Privacy Notice

Who we are

Polished by Mrs Hilly ("we", "us") provides nail services in the UK for adults aged 16 and over.

Contact: mrshilly.k@gmail.com, 38 Scholars Drive, Stockport, SK3 0BS.

The data we collect

• Booking & orders: name, contact details, service selections, preferences (including "Surprise Me" vibe), appointment dates, payment status.
• Communications: emails/DMs/WhatsApp messages you send to us.
• Media: photos/videos of nail sets (only with your consent).
• Website analytics: privacy-friendly, aggregated metrics (no cookies by default).
• Embeds & pixels (optional): if you accept Instagram embeds via our cookie consent popup, those services may set their own cookies.
• Indirect data: Information from social media (e.g., if you contact us via Instagram DMs or referrals), including your username and message content.

Why we use your data (lawful basis)

• Perform our contract: schedule appointments, take payments, provide support.
• Legitimate interests: improve our services and website (e.g., analyzing aggregated booking trends to enhance offerings); secure our studio and online systems (e.g., protecting against fraud).
• Consent: marketing emails; Instagram embeds; using photos of your nails in our portfolio. Note: Features like 'Surprise Me' are manually selected by our technician and do not involve automated processing.
• Legal obligations: accounting and tax records.

We do not use automated decision-making or profiling that has legal or significant effects on you.

Sharing & processors

We use reputable providers to run our business, for example:

• Vercel (website hosting)
• Notion (booking & order database)
• Make/Zapier (automations)
• NatWest (payments)
• Plausible (cookie-less analytics)
• WhatsApp (customer messaging)
• Instagram (optional embeds)
• Google Calendar (read-only availability)

We only share what's necessary for each purpose. Some providers are outside the UK; where applicable, we rely on standard contractual clauses or equivalent safeguards. You can request details or copies of safeguards by contacting us at mrshilly.k@gmail.com.

Retention

• Bookings and order records: 6 years (accounting/tax).
• Marketing contacts: until you unsubscribe or we delete inactive records.
• Portfolio media: until you withdraw consent.

Your rights

You can request access, correction, deletion, restriction, portability, or object to certain uses. You may withdraw consent at any time. To exercise your rights, contact us at mrshilly.k@gmail.com.

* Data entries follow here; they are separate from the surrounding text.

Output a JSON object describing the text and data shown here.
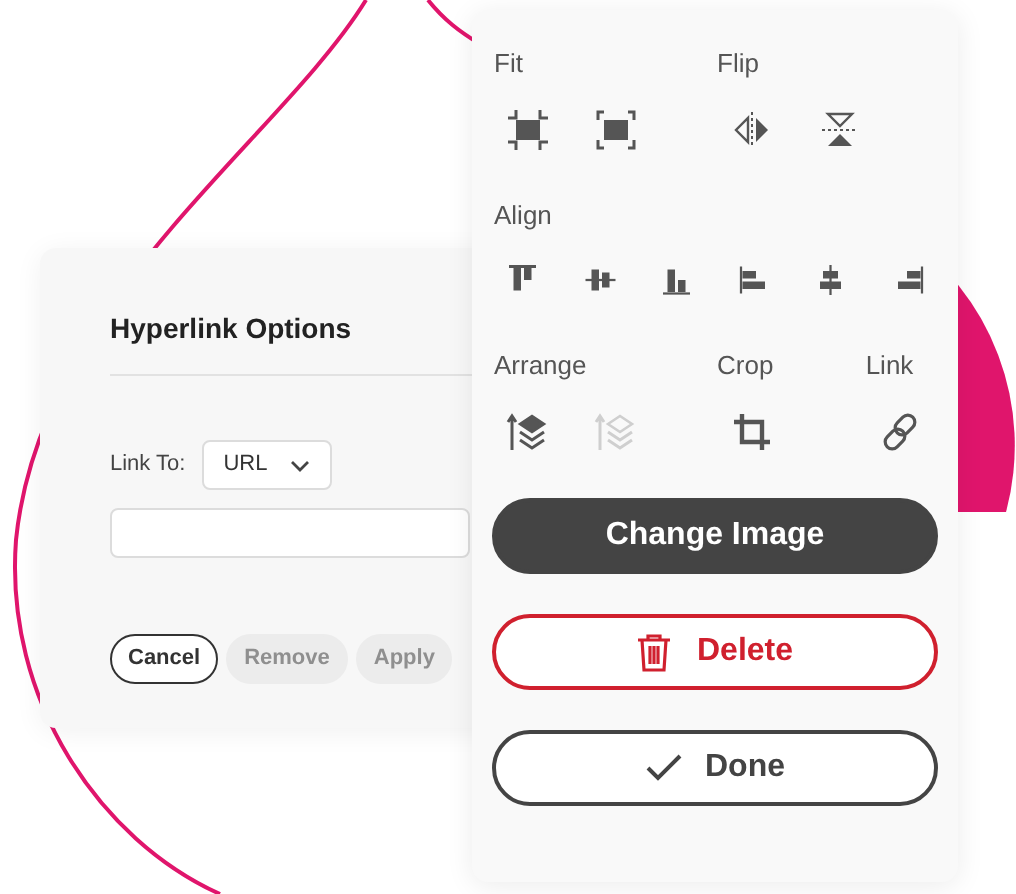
{
  "hyperlink_dialog": {
    "title": "Hyperlink Options",
    "link_to_label": "Link To:",
    "link_to_value": "URL",
    "buttons": [
      {
        "label": "Cancel",
        "disabled": false
      },
      {
        "label": "Remove",
        "disabled": true
      },
      {
        "label": "Apply",
        "disabled": true
      }
    ]
  },
  "image_panel": {
    "rows": [
      [
        {
          "label": "Fit",
          "tools": [
            {
              "kind": "fit",
              "disabled": false
            },
            {
              "kind": "fill",
              "disabled": false
            }
          ]
        },
        {
          "label": "Flip",
          "tools": [
            {
              "kind": "flip-horizontal",
              "disabled": false
            },
            {
              "kind": "flip-vertical",
              "disabled": false
            }
          ]
        }
      ],
      [
        {
          "label": "Align",
          "tools": [
            {
              "kind": "align-top",
              "disabled": false
            },
            {
              "kind": "align-middle",
              "disabled": false
            },
            {
              "kind": "align-bottom",
              "disabled": false
            },
            {
              "kind": "align-left",
              "disabled": false
            },
            {
              "kind": "align-center",
              "disabled": false
            },
            {
              "kind": "align-right",
              "disabled": false
            }
          ]
        }
      ],
      [
        {
          "label": "Arrange",
          "tools": [
            {
              "kind": "bring-forward",
              "disabled": false
            },
            {
              "kind": "send-backward",
              "disabled": true
            }
          ]
        },
        {
          "label": "Crop",
          "tools": [
            {
              "kind": "crop",
              "disabled": false
            }
          ]
        },
        {
          "label": "Link",
          "tools": [
            {
              "kind": "link",
              "disabled": false
            }
          ]
        }
      ]
    ],
    "actions": [
      {
        "label": "Change Image",
        "kind": "primary"
      },
      {
        "label": "Delete",
        "kind": "danger"
      },
      {
        "label": "Done",
        "kind": "confirm"
      }
    ]
  }
}
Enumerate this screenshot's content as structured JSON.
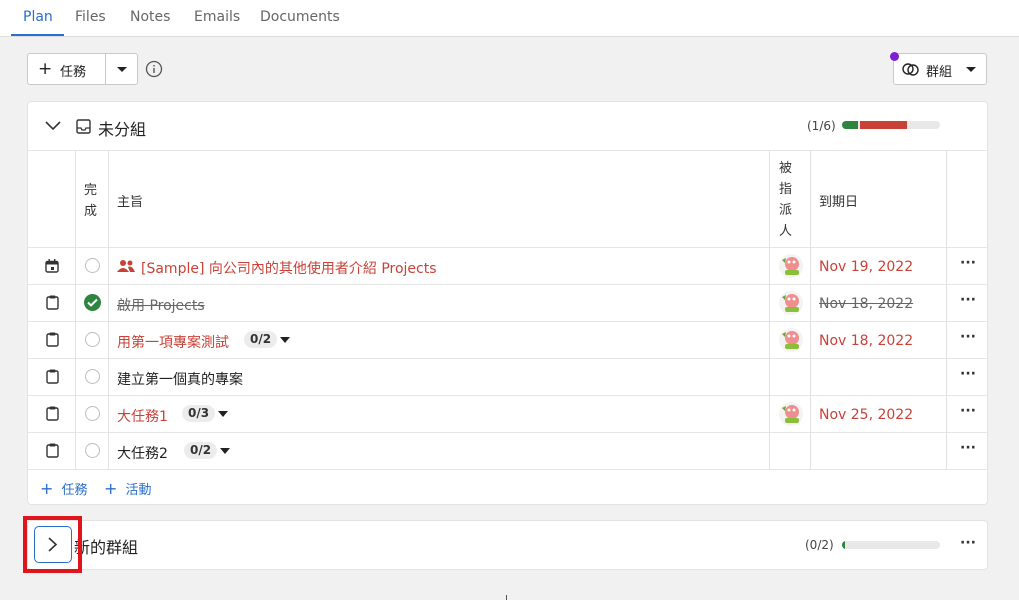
{
  "tabs": [
    {
      "label": "Plan",
      "active": true
    },
    {
      "label": "Files",
      "active": false
    },
    {
      "label": "Notes",
      "active": false
    },
    {
      "label": "Emails",
      "active": false
    },
    {
      "label": "Documents",
      "active": false
    }
  ],
  "toolbar": {
    "add_task_label": "任務",
    "group_label": "群組"
  },
  "group1": {
    "name": "未分組",
    "progress_text": "(1/6)",
    "progress": {
      "done_fraction": 0.1667,
      "overdue_fraction": 0.4833
    },
    "columns": {
      "done": "完成",
      "subject": "主旨",
      "assignee": "被指派人",
      "due": "到期日"
    },
    "rows": [
      {
        "type": "calendar-icon",
        "title": "[Sample] 向公司內的其他使用者介紹 Projects",
        "done": false,
        "overdue": true,
        "has_people": true,
        "subtasks": "",
        "has_assignee": true,
        "due": "Nov 19, 2022"
      },
      {
        "type": "clipboard-icon",
        "title": "啟用 Projects",
        "done": true,
        "overdue": false,
        "has_people": false,
        "subtasks": "",
        "has_assignee": true,
        "due": "Nov 18, 2022"
      },
      {
        "type": "clipboard-icon",
        "title": "用第一項專案測試",
        "done": false,
        "overdue": true,
        "has_people": false,
        "subtasks": "0/2",
        "has_assignee": true,
        "due": "Nov 18, 2022"
      },
      {
        "type": "clipboard-icon",
        "title": "建立第一個真的專案",
        "done": false,
        "overdue": false,
        "has_people": false,
        "subtasks": "",
        "has_assignee": false,
        "due": ""
      },
      {
        "type": "clipboard-icon",
        "title": "大任務1",
        "done": false,
        "overdue": true,
        "has_people": false,
        "subtasks": "0/3",
        "has_assignee": true,
        "due": "Nov 25, 2022"
      },
      {
        "type": "clipboard-icon",
        "title": "大任務2",
        "done": false,
        "overdue": false,
        "has_people": false,
        "subtasks": "0/2",
        "has_assignee": false,
        "due": ""
      }
    ],
    "footer": {
      "add_task": "任務",
      "add_activity": "活動"
    }
  },
  "group2": {
    "name": "新的群組",
    "progress_text": "(0/2)",
    "progress": {
      "done_fraction": 0.03
    }
  },
  "colors": {
    "accent": "#2a6fc9",
    "done": "#2e8540",
    "overdue": "#c94238",
    "notification_dot": "#7b1fd1"
  }
}
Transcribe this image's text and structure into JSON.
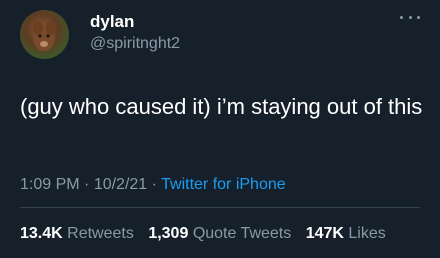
{
  "author": {
    "display_name": "dylan",
    "handle": "@spiritnght2",
    "avatar_icon": "profile-avatar"
  },
  "menu_icon": "more-horizontal-icon",
  "tweet": {
    "text": "(guy who caused it) i’m staying out of this",
    "time": "1:09 PM",
    "sep1": " · ",
    "date": "10/2/21",
    "sep2": " · ",
    "source": "Twitter for iPhone"
  },
  "stats": {
    "retweets": "13.4K",
    "retweets_label": "Retweets",
    "quote_tweets": "1,309",
    "quote_tweets_label": "Quote Tweets",
    "likes": "147K",
    "likes_label": "Likes"
  },
  "colors": {
    "background": "#15202b",
    "primary_text": "#ffffff",
    "secondary_text": "#8b98a5",
    "link": "#1d9bf0",
    "divider": "#38444d"
  }
}
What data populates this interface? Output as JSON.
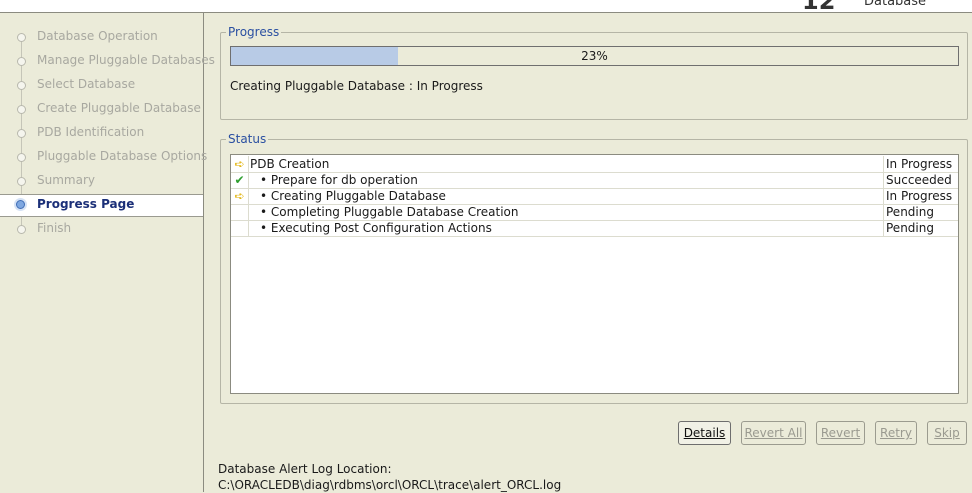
{
  "brand": {
    "version": "12",
    "product": "Database"
  },
  "steps": [
    {
      "label": "Database Operation"
    },
    {
      "label": "Manage Pluggable Databases"
    },
    {
      "label": "Select Database"
    },
    {
      "label": "Create Pluggable Database"
    },
    {
      "label": "PDB Identification"
    },
    {
      "label": "Pluggable Database Options"
    },
    {
      "label": "Summary"
    },
    {
      "label": "Progress Page"
    },
    {
      "label": "Finish"
    }
  ],
  "progress": {
    "legend": "Progress",
    "percent_text": "23%",
    "fraction": 0.23,
    "status_text": "Creating Pluggable Database : In Progress"
  },
  "status": {
    "legend": "Status",
    "rows": [
      {
        "icon": "in-progress-arrow-icon",
        "name": "PDB Creation",
        "state": "In Progress",
        "level": 0
      },
      {
        "icon": "succeeded-check-icon",
        "name": "Prepare for db operation",
        "state": "Succeeded",
        "level": 1
      },
      {
        "icon": "in-progress-arrow-icon",
        "name": "Creating Pluggable Database",
        "state": "In Progress",
        "level": 1
      },
      {
        "icon": "",
        "name": "Completing Pluggable Database Creation",
        "state": "Pending",
        "level": 1
      },
      {
        "icon": "",
        "name": "Executing Post Configuration Actions",
        "state": "Pending",
        "level": 1
      }
    ]
  },
  "buttons": {
    "details": "Details",
    "revert_all": "Revert All",
    "revert": "Revert",
    "retry": "Retry",
    "skip": "Skip"
  },
  "alert": {
    "label": "Database Alert Log Location:",
    "path": "C:\\ORACLEDB\\diag\\rdbms\\orcl\\ORCL\\trace\\alert_ORCL.log"
  },
  "colors": {
    "accent": "#2a4fa1",
    "progress_fill": "#b8cbe6",
    "active_step": "#1b2f78"
  }
}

We have not appointed a Data Protection Officer as our processing is limited, but you can contact us directly for any data protection queries. You can complain to the ICO at ico.org.uk if you're unhappy.

Cookies & tracking

• We use Plausible analytics, which is cookieless and privacy-friendly.
• On your first visit, a cookie consent popup allows you to accept or decline non-essential cookies. Instagram embeds and marketing pixels are off by default; if you opt-in, those third parties may set cookies. You can change your choices any time via Cookie settings.

Children

Our services are for adults aged 16 and over. If you are under 16, please do not provide personal data.

Changes

We'll update this notice when needed. The latest version will always be on this page.

Version history: Version 1.0 – Initial publication.